On Thu, Nov 25, 2010 at 04:33:01PM +0100, Peter Sch??ller wrote:
Disclaimer: I have no idea what I'm doing. :)
Your buddyinfo looks to be pretty low for order 3 and above, before and
after the sudden eviction, so my guess is that it's probably related to
the issues I'm seeing with fragmentation, but maybe not fighting between
zones, since you seem to have a larger Normal zone than DMA32. (Not
sure, you didn't post /proc/zoneinfo). Also, you seem to be on an
actual NUMA system, so other things are happening there, too.
If you have munin installed (it looks like you do), try enabling the
buddyinfo plugin available since munin 1.4.4. It graphs the buddyinfo
data, so it could be lined up with the memory graphs (thanks Erik).
[snip]
Note that all of the above are actually attempting order-3 allocations
first; see /sys/kernel/slab/kmalloc-1024/order, for instance. The "8" is
means "8 pages per slab", which means order 3 is the attempted allocation
size.
I did the following on a system to test, but the free memory did not
actually improve. It seems that even only order 1 allocations are enough
to reclaim too much order 0. Even a "while true; sleep .01; done" caused
free memory to start increasing due to order 1 (task_struct allocation)
watermarks waking kswapd, while our other usual VM activity is happening.
#!/bin/bash
for i in /sys/kernel/slab/*/; do
if [ `cat $i/object_size` -le 4096 ]; then
echo 0 > $i/order
else
echo 1 > $i/order
fi
done
But this is on another machine, without Mel's patch, and with 8 GB
memory, so a bigger Normal zone.
[snip]
Try installing the "perf" tool. It can be built from the kernel tree in
tools/perf, and then you usually can just copy the binary around.
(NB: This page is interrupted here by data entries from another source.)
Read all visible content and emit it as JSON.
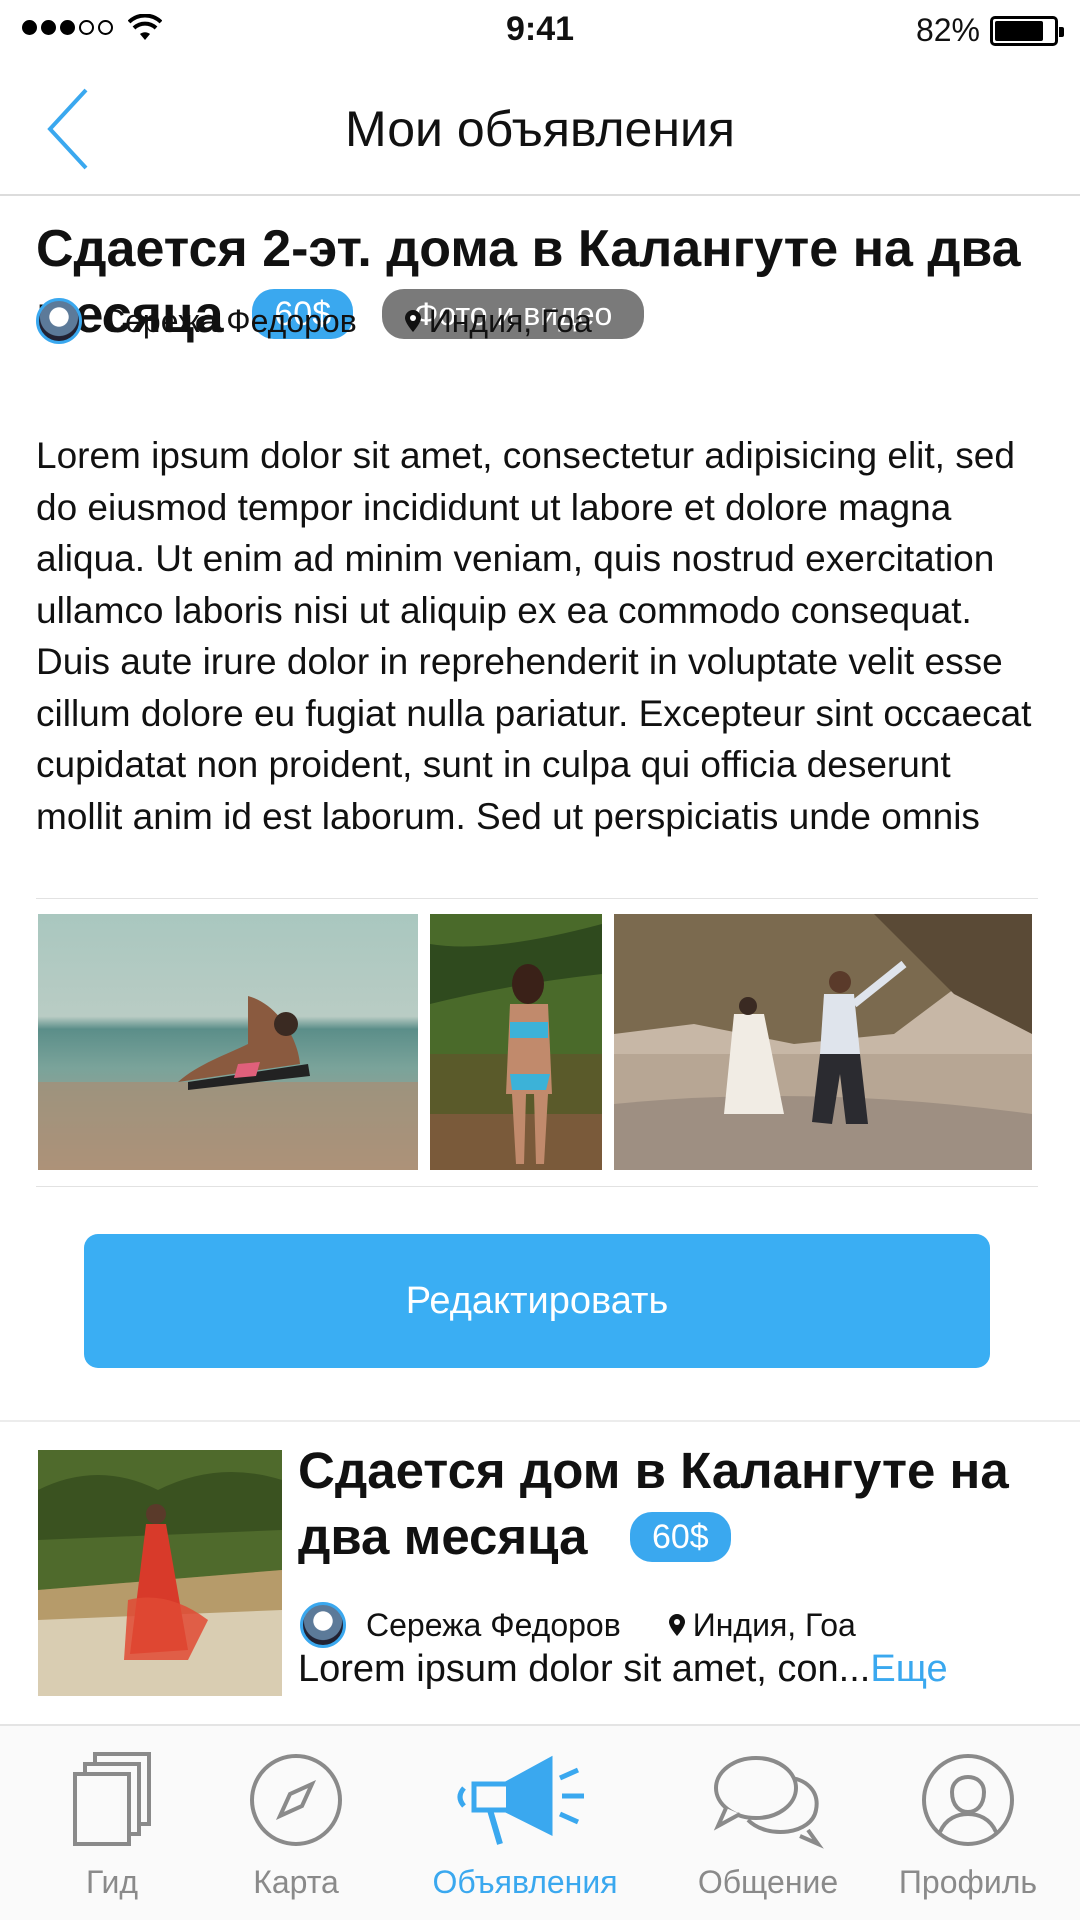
{
  "status_bar": {
    "time": "9:41",
    "battery": "82%",
    "battery_level": 0.82
  },
  "nav": {
    "title": "Мои объявления"
  },
  "listing1": {
    "title": "Сдается 2-эт. дома в Калангуте на два месяца",
    "price": "60$",
    "media_badge": "Фото и видео",
    "author": "Сережа Федоров",
    "location": "Индия, Гоа",
    "description": "Lorem ipsum dolor sit amet, consectetur adipisicing elit, sed do eiusmod tempor incididunt ut labore et dolore magna aliqua. Ut enim ad minim veniam, quis nostrud exercitation ullamco laboris nisi ut aliquip ex ea commodo consequat. Duis aute irure dolor in reprehenderit in voluptate velit esse cillum dolore eu fugiat nulla pariatur. Excepteur sint occaecat cupidatat non proident, sunt in culpa qui officia deserunt mollit anim id est laborum. Sed ut perspiciatis unde omnis",
    "edit_label": "Редактировать"
  },
  "listing2": {
    "title": "Сдается дом в Калангуте на два месяца",
    "price": "60$",
    "author": "Сережа Федоров",
    "location": "Индия, Гоа",
    "description": "Lorem ipsum dolor sit amet, con...",
    "more": "Еще"
  },
  "tabs": [
    {
      "label": "Гид",
      "icon": "pages-icon",
      "active": false
    },
    {
      "label": "Карта",
      "icon": "compass-icon",
      "active": false
    },
    {
      "label": "Объявления",
      "icon": "megaphone-icon",
      "active": true
    },
    {
      "label": "Общение",
      "icon": "chat-bubbles-icon",
      "active": false
    },
    {
      "label": "Профиль",
      "icon": "profile-icon",
      "active": false
    }
  ],
  "colors": {
    "accent": "#3aa8ef",
    "badge_gray": "#7a7a7a",
    "inactive_tab": "#8a8a8a"
  }
}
You
can use it to trace the points which cause kswapd to wake up, which will
show which processes are doing it, the order, flags, etc.
Just before the eviction is about to happen (or whenever), try this:
perf record --event vmscan:mm_vmscan_wakeup_kswapd --filter 'order>=3' \
--call-graph -a sleep 30
Then view the recorded events with "perf trace", which should spit out
something like this:
lmtp-3531 [003] 432339.243851: mm_vmscan_wakeup_kswapd: nid=0 zid=2 order=3
lmtp-3531 [003] 432339.243856: mm_vmscan_wakeup_kswapd: nid=0 zid=1 order=3
The process which woke kswapd may not be directly responsible for the
allocation as a network interrrupt or something could have happened on
top of it. See "perf report", which is a bit dodgy at least for me, to
see the stack traces, which might make things clearer. For example, my
traces show that even kswapd wakes kswapd sometimes, but it's because of
a trace like this:
- 9.09% kswapd0 [kernel.kallsyms] [k] wakeup_kswapd
wakeup_kswapd
__alloc_pages_nodemask
alloc_pages_current
new_slab
__slab_alloc
__kmalloc_node_track_caller
__alloc_skb
__netdev_alloc_skb
bnx2_poll_work
bnx2_poll
net_rx_action
__do_softirq
call_softirq
do_softirq
irq_exit
do_IRQ
ret_from_intr
truncate_inode_pages
proc_evict_inode
evict
iput
dentry_iput
d_kill
__shrink_dcache_sb
shrink_dcache_memory
shrink_slab
kswapd
Anyway, maybe you'll see some interesting traces. If kswapd isn't waking
very often, you can also trace "kmem:mm_page_alloc" or similar (see "perf
list"), or try a smaller order or a longer sleep.
Cheers,
Simon-
--